Rick Springfield: We Are the ’80s (RCA/Legacy)—Sure Springfield was the ’80s, but he was the ’70s too, and here’s hoping his teen-idol highlights get a similarly refurbished single-disc showcase. Meanwhile, were he not a soap-opera idol (i.e., uncool) while he was racking up these ’80s hits, he’d have probably already been immortalized on power-pop compilations on the strength of “Jessie’s Girl” and “I’ve Done Everything for You” alone. The other dozen songs here prove he wasn’t too shabby as a power-pop mortal either. Rating: Three-and-a-half working-class dogs out of five.

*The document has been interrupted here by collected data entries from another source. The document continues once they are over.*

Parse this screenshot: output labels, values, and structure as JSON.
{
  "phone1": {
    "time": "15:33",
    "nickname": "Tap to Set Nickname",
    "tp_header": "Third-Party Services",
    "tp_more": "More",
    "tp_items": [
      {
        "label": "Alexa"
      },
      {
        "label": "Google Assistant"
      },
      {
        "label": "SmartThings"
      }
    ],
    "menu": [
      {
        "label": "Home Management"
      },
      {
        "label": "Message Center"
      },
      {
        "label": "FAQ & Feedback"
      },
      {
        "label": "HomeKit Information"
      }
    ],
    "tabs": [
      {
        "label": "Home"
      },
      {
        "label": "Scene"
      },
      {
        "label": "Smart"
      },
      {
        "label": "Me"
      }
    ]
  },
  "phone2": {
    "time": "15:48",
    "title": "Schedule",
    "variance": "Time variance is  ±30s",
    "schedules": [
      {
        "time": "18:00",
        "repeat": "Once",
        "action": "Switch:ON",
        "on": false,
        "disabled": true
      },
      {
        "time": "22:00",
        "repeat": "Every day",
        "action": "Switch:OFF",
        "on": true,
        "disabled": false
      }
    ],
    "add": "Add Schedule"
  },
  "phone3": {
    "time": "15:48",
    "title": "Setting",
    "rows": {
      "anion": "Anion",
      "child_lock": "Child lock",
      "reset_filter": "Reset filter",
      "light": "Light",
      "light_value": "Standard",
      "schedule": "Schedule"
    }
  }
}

Bruce Springsteen: We Shall Overcome: The Seeger Sessions (Columbia)—When Springsteen first came up, people pegged him as a “New Dylan,” but it’s been clear for years now that he was really an “Old Bono”: Earnest, uninhibited, and idealistic, he brings as much passion to his lousy albums as he does to his masterworks. The difference between the two therefore stems not from his heart but from his brain; when he engages the latter, he’s the boss, but when he doesn’t, he makes passion seem like a clinical disorder. We Shall Overcome isn’t devoid of entertainment value as pointlessly belated exercises in roots discovery go. The material is so time tested that no one could ruin it. The problem is that one has to listen past Springsteen’s messianic sense of self-importance. He needs “John Henry,” “Jacob’s Ladder,” “Shenandoah,” and “Erie Canal” more than those songs need him, but you’d never know it from the way he and his large band of acoustic-instrument-toting fellow travelers beat them into dead horses and then beat them some more. Meanwhile, the DualDisc format in which this album is solely available (unless you count the vinyl) renders its CD side unplayable in some CD players. (Get out a magnifying glass and read the disclaimer on the back.) Rating: Two-and-a-half blessings in disguise out of five.

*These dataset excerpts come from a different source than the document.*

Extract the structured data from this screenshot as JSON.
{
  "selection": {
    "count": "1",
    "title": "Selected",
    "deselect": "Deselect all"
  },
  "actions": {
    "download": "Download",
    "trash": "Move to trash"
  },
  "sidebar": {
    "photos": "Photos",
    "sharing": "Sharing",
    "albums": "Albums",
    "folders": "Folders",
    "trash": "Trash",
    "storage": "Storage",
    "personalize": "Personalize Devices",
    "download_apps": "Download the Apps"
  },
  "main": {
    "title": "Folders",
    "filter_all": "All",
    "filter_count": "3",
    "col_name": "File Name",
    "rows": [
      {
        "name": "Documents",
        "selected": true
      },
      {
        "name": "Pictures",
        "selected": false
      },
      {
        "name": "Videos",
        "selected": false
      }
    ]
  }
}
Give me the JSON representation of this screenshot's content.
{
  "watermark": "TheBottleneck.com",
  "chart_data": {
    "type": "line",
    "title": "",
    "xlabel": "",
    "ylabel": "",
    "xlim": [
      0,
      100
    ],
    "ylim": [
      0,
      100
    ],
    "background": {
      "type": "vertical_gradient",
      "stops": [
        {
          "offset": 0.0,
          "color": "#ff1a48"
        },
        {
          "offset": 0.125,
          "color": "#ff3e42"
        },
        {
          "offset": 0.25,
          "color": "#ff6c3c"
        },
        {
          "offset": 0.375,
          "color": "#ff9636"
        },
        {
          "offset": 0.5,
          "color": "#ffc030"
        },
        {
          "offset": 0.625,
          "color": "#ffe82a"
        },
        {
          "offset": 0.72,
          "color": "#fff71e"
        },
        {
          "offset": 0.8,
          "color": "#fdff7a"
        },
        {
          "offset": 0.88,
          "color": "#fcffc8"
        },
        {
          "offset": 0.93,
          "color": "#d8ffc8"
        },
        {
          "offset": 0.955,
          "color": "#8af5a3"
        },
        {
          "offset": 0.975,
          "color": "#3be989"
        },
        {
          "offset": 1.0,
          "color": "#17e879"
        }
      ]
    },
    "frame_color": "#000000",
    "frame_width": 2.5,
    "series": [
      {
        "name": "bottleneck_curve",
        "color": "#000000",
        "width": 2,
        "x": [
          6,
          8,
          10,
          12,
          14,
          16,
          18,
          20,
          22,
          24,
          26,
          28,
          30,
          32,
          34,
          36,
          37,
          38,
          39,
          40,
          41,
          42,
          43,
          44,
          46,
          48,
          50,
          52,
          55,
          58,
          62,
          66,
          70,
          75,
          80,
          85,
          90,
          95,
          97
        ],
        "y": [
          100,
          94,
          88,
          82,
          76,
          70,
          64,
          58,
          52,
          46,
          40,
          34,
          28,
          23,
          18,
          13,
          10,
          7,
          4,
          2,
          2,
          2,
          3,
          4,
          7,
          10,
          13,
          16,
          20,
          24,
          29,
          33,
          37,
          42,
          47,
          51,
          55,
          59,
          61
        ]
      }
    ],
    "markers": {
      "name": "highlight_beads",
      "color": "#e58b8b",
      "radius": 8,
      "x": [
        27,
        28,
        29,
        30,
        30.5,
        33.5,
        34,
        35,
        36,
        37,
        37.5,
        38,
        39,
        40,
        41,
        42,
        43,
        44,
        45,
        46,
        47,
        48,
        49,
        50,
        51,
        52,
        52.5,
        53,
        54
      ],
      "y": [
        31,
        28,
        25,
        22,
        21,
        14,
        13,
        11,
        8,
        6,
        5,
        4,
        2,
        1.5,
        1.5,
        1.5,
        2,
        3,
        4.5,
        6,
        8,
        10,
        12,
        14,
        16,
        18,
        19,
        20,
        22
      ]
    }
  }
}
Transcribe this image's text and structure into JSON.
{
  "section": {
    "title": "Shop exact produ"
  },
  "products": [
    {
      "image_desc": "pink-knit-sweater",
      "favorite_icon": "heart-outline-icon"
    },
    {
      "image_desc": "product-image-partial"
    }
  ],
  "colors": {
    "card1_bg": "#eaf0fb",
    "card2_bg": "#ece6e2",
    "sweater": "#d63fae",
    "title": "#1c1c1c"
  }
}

Chip Taylor: Unglorious Hallelujah/Red Red Rose (And Other Songs Of Love, Pain, And Destruction) (Back Porch/EMI)—Sure he wrote “Wild Thing” and “Angel of the Morning”—about forty years ago, when he knew how to craft hooks and had sense enough to let other people sing them.

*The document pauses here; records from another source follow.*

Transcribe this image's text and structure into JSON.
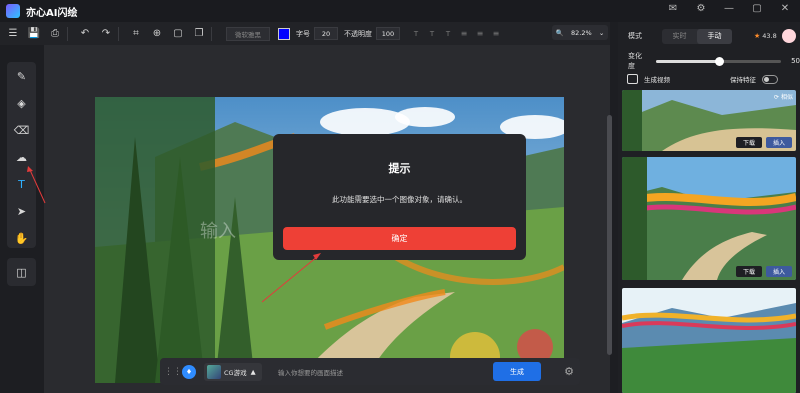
{
  "app": {
    "title": "亦心AI闪绘",
    "window_controls": [
      "✉",
      "⚙",
      "—",
      "▢",
      "✕"
    ]
  },
  "toolbar": {
    "font_placeholder": "微软雅黑",
    "text_color": "#0000ff",
    "font_size_label": "字号",
    "font_size": "20",
    "opacity_label": "不透明度",
    "opacity": "100",
    "zoom_value": "82.2%"
  },
  "left_tools": [
    {
      "name": "brush-icon",
      "glyph": "✎"
    },
    {
      "name": "fill-icon",
      "glyph": "◈"
    },
    {
      "name": "eraser-icon",
      "glyph": "⌫"
    },
    {
      "name": "lasso-icon",
      "glyph": "☁"
    },
    {
      "name": "text-icon",
      "glyph": "T"
    },
    {
      "name": "select-arrow-icon",
      "glyph": "➤"
    },
    {
      "name": "hand-icon",
      "glyph": "✋"
    }
  ],
  "canvas": {
    "watermark": "输入",
    "image_colors": {
      "sky": "#7fb3d9",
      "grass": "#6aa046",
      "mountain": "#4f7a54"
    }
  },
  "dialog": {
    "title": "提示",
    "message": "此功能需要选中一个图像对象，请确认。",
    "confirm_label": "确定"
  },
  "prompt_bar": {
    "model_name": "CG游戏",
    "placeholder": "输入你想要的画面描述",
    "generate_label": "生成"
  },
  "right_panel": {
    "mode_label": "模式",
    "modes": [
      "实时",
      "手动"
    ],
    "active_mode": "手动",
    "credits": "43.8",
    "strength_label": "变化度",
    "strength_value": "50",
    "generate_video_label": "生成视频",
    "keep_features_label": "保持特征",
    "similar_label": "相似",
    "download_label": "下载",
    "insert_label": "插入"
  }
}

Susan Tedeschi: Hope and Desire (Verve Forecast)--Currently beating Bonnie Raitt at her own sweetness-and-grit game.

Beth Thornley: My Glass Eye (Stiff Hips)—On her second album Thornley demonstrates why her songs have become sought-after items among compilers of TV and cinematic soundtracks. Namely, her musical ideas and her skills at fleshing them out exceed those of the major-label competition. The hooks, the shifting tempos, and the singing on the title track and “You’re Right Where” fulfill the hopes of Juliana Hatfield fans who never went all the way (so to speak) with her feminine-sensitivity side, while “Mr. Lovely” and “Done” rock out with a natural fierceness that vanquishes both gender issues and any questions about Thornley’s physical well-being implied by her album title and record-label name. So solid is the album as a whole that the excellent acoustic “Eleanor Rigby” cover at disc’s end feels more like an encore than a highlight. Rating: Four names able to be pronounced without embarrassment by lispers out of five.